A new category of products called Equity Saving Schemes — which invest not only in equity and debt but also in arbitrage opportunities — is finding favour with MF houses. These funds are becoming popular because they are not only tax-efficient but are also less volatile than pure equity diversified funds.
A few months ago, Reliance Asset Management Company (AMC) and SBI AMC came out with their equity saving schemes. In the past few weeks, fund houses such as Axis AMC and TATA AMC have launched similar products.
Sundaram AMC and IIFL AMC have filed offer documents with the Securities and Exchange Board of India to launch equity saving schemes.

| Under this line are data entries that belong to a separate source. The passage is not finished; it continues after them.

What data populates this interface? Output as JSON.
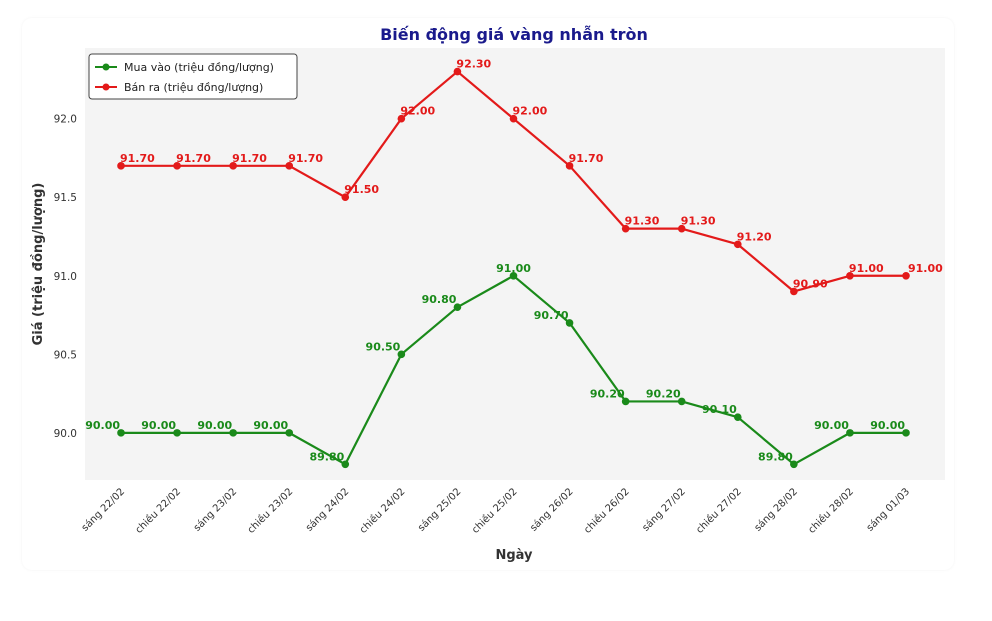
{
  "chart_data": {
    "type": "line",
    "title": "Biến động giá vàng nhẫn tròn",
    "xlabel": "Ngày",
    "ylabel": "Giá (triệu đồng/lượng)",
    "ylim": [
      89.7,
      92.45
    ],
    "yticks": [
      "90.0",
      "90.5",
      "91.0",
      "91.5",
      "92.0"
    ],
    "ytick_values": [
      90.0,
      90.5,
      91.0,
      91.5,
      92.0
    ],
    "grid": false,
    "legend_position": "top-left",
    "categories": [
      "sáng 22/02",
      "chiều 22/02",
      "sáng 23/02",
      "chiều 23/02",
      "sáng 24/02",
      "chiều 24/02",
      "sáng 25/02",
      "chiều 25/02",
      "sáng 26/02",
      "chiều 26/02",
      "sáng 27/02",
      "chiều 27/02",
      "sáng 28/02",
      "chiều 28/02",
      "sáng 01/03"
    ],
    "series": [
      {
        "name": "Mua vào (triệu đồng/lượng)",
        "color": "#1a8a1a",
        "values": [
          90.0,
          90.0,
          90.0,
          90.0,
          89.8,
          90.5,
          90.8,
          91.0,
          90.7,
          90.2,
          90.2,
          90.1,
          89.8,
          90.0,
          90.0
        ],
        "labels": [
          "90.00",
          "90.00",
          "90.00",
          "90.00",
          "89.80",
          "90.50",
          "90.80",
          "91.00",
          "90.70",
          "90.20",
          "90.20",
          "90.10",
          "89.80",
          "90.00",
          "90.00"
        ]
      },
      {
        "name": "Bán ra (triệu đồng/lượng)",
        "color": "#e31a1a",
        "values": [
          91.7,
          91.7,
          91.7,
          91.7,
          91.5,
          92.0,
          92.3,
          92.0,
          91.7,
          91.3,
          91.3,
          91.2,
          90.9,
          91.0,
          91.0
        ],
        "labels": [
          "91.70",
          "91.70",
          "91.70",
          "91.70",
          "91.50",
          "92.00",
          "92.30",
          "92.00",
          "91.70",
          "91.30",
          "91.30",
          "91.20",
          "90.90",
          "91.00",
          "91.00"
        ]
      }
    ]
  }
}
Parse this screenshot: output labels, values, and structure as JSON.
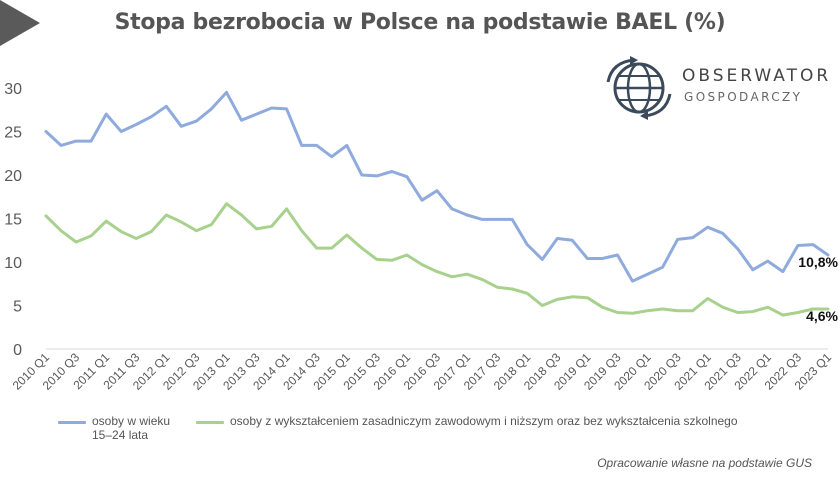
{
  "title": "Stopa bezrobocia w Polsce na podstawie BAEL (%)",
  "logo": {
    "name": "OBSERWATOR",
    "sub": "GOSPODARCZY"
  },
  "source": "Opracowanie własne na podstawie GUS",
  "colors": {
    "youth": "#8FAADC",
    "vocational": "#A9D18E",
    "axis": "#d9d9d9",
    "text": "#595959"
  },
  "chart_data": {
    "type": "line",
    "title": "Stopa bezrobocia w Polsce na podstawie BAEL (%)",
    "ylim": [
      0,
      30
    ],
    "yticks": [
      0,
      5,
      10,
      15,
      20,
      25,
      30
    ],
    "categories": [
      "2010 Q1",
      "2010 Q2",
      "2010 Q3",
      "2010 Q4",
      "2011 Q1",
      "2011 Q2",
      "2011 Q3",
      "2011 Q4",
      "2012 Q1",
      "2012 Q2",
      "2012 Q3",
      "2012 Q4",
      "2013 Q1",
      "2013 Q2",
      "2013 Q3",
      "2013 Q4",
      "2014 Q1",
      "2014 Q2",
      "2014 Q3",
      "2014 Q4",
      "2015 Q1",
      "2015 Q2",
      "2015 Q3",
      "2015 Q4",
      "2016 Q1",
      "2016 Q2",
      "2016 Q3",
      "2016 Q4",
      "2017 Q1",
      "2017 Q2",
      "2017 Q3",
      "2017 Q4",
      "2018 Q1",
      "2018 Q2",
      "2018 Q3",
      "2018 Q4",
      "2019 Q1",
      "2019 Q2",
      "2019 Q3",
      "2019 Q4",
      "2020 Q1",
      "2020 Q2",
      "2020 Q3",
      "2020 Q4",
      "2021 Q1",
      "2021 Q2",
      "2021 Q3",
      "2021 Q4",
      "2022 Q1",
      "2022 Q2",
      "2022 Q3",
      "2022 Q4",
      "2023 Q1"
    ],
    "tick_labels": [
      "2010 Q1",
      "2010 Q3",
      "2011 Q1",
      "2011 Q3",
      "2012 Q1",
      "2012 Q3",
      "2013 Q1",
      "2013 Q3",
      "2014 Q1",
      "2014 Q3",
      "2015 Q1",
      "2015 Q3",
      "2016 Q1",
      "2016 Q3",
      "2017 Q1",
      "2017 Q3",
      "2018 Q1",
      "2018 Q3",
      "2019 Q1",
      "2019 Q3",
      "2020 Q1",
      "2020 Q3",
      "2021 Q1",
      "2021 Q3",
      "2022 Q1",
      "2022 Q3",
      "2023 Q1"
    ],
    "series": [
      {
        "name": "osoby w wieku 15–24 lata",
        "legend_lines": [
          "osoby w wieku",
          "15–24 lata"
        ],
        "color": "#8FAADC",
        "values": [
          25.0,
          23.4,
          23.9,
          23.9,
          27.0,
          25.0,
          25.8,
          26.7,
          27.9,
          25.6,
          26.2,
          27.6,
          29.5,
          26.3,
          27.0,
          27.7,
          27.6,
          23.4,
          23.4,
          22.1,
          23.4,
          20.0,
          19.9,
          20.4,
          19.8,
          17.1,
          18.2,
          16.1,
          15.4,
          14.9,
          14.9,
          14.9,
          12.0,
          10.3,
          12.7,
          12.5,
          10.4,
          10.4,
          10.8,
          7.8,
          8.6,
          9.4,
          12.6,
          12.8,
          14.0,
          13.3,
          11.5,
          9.1,
          10.1,
          8.9,
          11.9,
          12.0,
          10.8
        ],
        "end_label": "10,8%"
      },
      {
        "name": "osoby z wykształceniem zasadniczym zawodowym i niższym oraz bez wykształcenia szkolnego",
        "legend_lines": [
          "osoby z wykształceniem zasadniczym zawodowym i niższym oraz bez wykształcenia szkolnego"
        ],
        "color": "#A9D18E",
        "values": [
          15.3,
          13.6,
          12.3,
          13.0,
          14.7,
          13.5,
          12.7,
          13.5,
          15.4,
          14.6,
          13.6,
          14.3,
          16.7,
          15.4,
          13.8,
          14.1,
          16.1,
          13.6,
          11.6,
          11.6,
          13.1,
          11.6,
          10.3,
          10.2,
          10.8,
          9.7,
          8.9,
          8.3,
          8.6,
          8.0,
          7.1,
          6.9,
          6.4,
          5.0,
          5.7,
          6.0,
          5.9,
          4.8,
          4.2,
          4.1,
          4.4,
          4.6,
          4.4,
          4.4,
          5.8,
          4.8,
          4.2,
          4.3,
          4.8,
          3.9,
          4.2,
          4.6,
          4.6
        ],
        "end_label": "4,6%"
      }
    ],
    "grid": false,
    "legend": "bottom"
  }
}
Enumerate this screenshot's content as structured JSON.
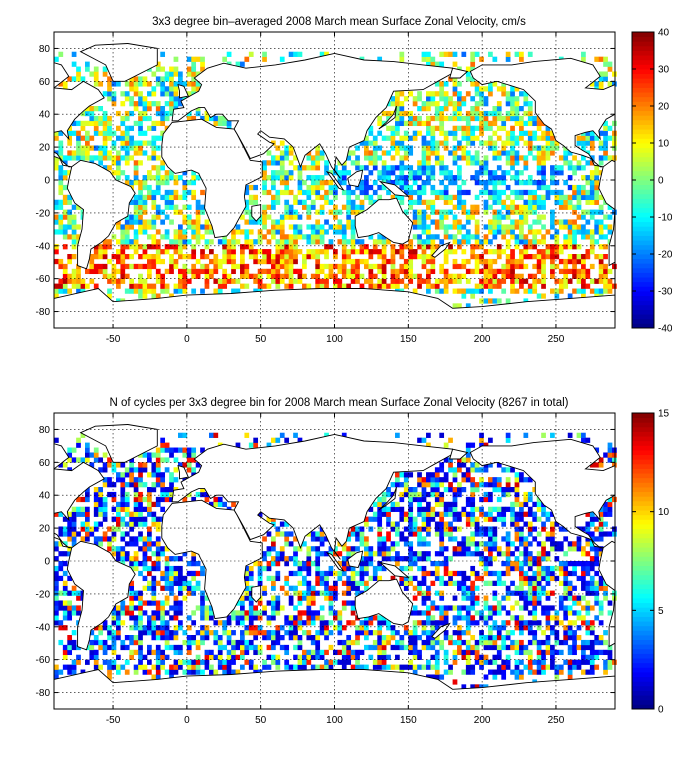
{
  "chart_data": [
    {
      "type": "heatmap",
      "title": "3x3 degree bin–averaged 2008 March mean Surface Zonal Velocity, cm/s",
      "xlabel": "",
      "ylabel": "",
      "xlim": [
        -90,
        290
      ],
      "ylim": [
        -90,
        90
      ],
      "xticks": [
        -50,
        0,
        50,
        100,
        150,
        200,
        250
      ],
      "yticks": [
        80,
        60,
        40,
        20,
        0,
        -20,
        -40,
        -60,
        -80
      ],
      "bin_size_deg": 3,
      "grid": true,
      "colorbar": {
        "min": -40,
        "max": 40,
        "ticks": [
          40,
          30,
          20,
          10,
          0,
          -10,
          -20,
          -30,
          -40
        ],
        "colormap": "jet",
        "placement": "right"
      }
    },
    {
      "type": "heatmap",
      "title": "N of cycles per 3x3 degree bin for 2008 March mean Surface Zonal Velocity (8267 in total)",
      "xlabel": "",
      "ylabel": "",
      "xlim": [
        -90,
        290
      ],
      "ylim": [
        -90,
        90
      ],
      "xticks": [
        -50,
        0,
        50,
        100,
        150,
        200,
        250
      ],
      "yticks": [
        80,
        60,
        40,
        20,
        0,
        -20,
        -40,
        -60,
        -80
      ],
      "bin_size_deg": 3,
      "grid": true,
      "colorbar": {
        "min": 0,
        "max": 15,
        "ticks": [
          15,
          10,
          5,
          0
        ],
        "colormap": "jet",
        "placement": "right"
      }
    }
  ]
}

These funds will have equity exposure in the range of 65-90%, which includes equity and equity related instruments and arbitrage opportunities.
The remaining 10-35% will be invested in debt segments, which can include long- as well as medium-term papers.
Industry players say, even in arbitrage, the fund would invest in stocks as well as index futures to generate returns.
Dinesh Kumar Khara, MD & CEO, SBI AMC, said: “The SBI Equity Savings Fund offers investors a blend of equity, arbitrage and debt in a single fund. Investors can get the growth potential of equity, income opportunity from the fixed-income portion and tax-efficiency in its returns. The fund is suited for investors looking for tax-efficient returns with lower volatility than regular equity-based funds.”
Marketing officer of a top fund house said: “These funds are best suited for investors who wants less volatility in the portfolio and monthly payments. Investors who are looking at investment horizon of 1-3 years should invest in such schemes ,which can give them returns better than short-term debt funds.”
However, some players caution that these funds would give high returns only if there are good arbitrage opportunities. When arbitrage opportunities are low, such funds could lag.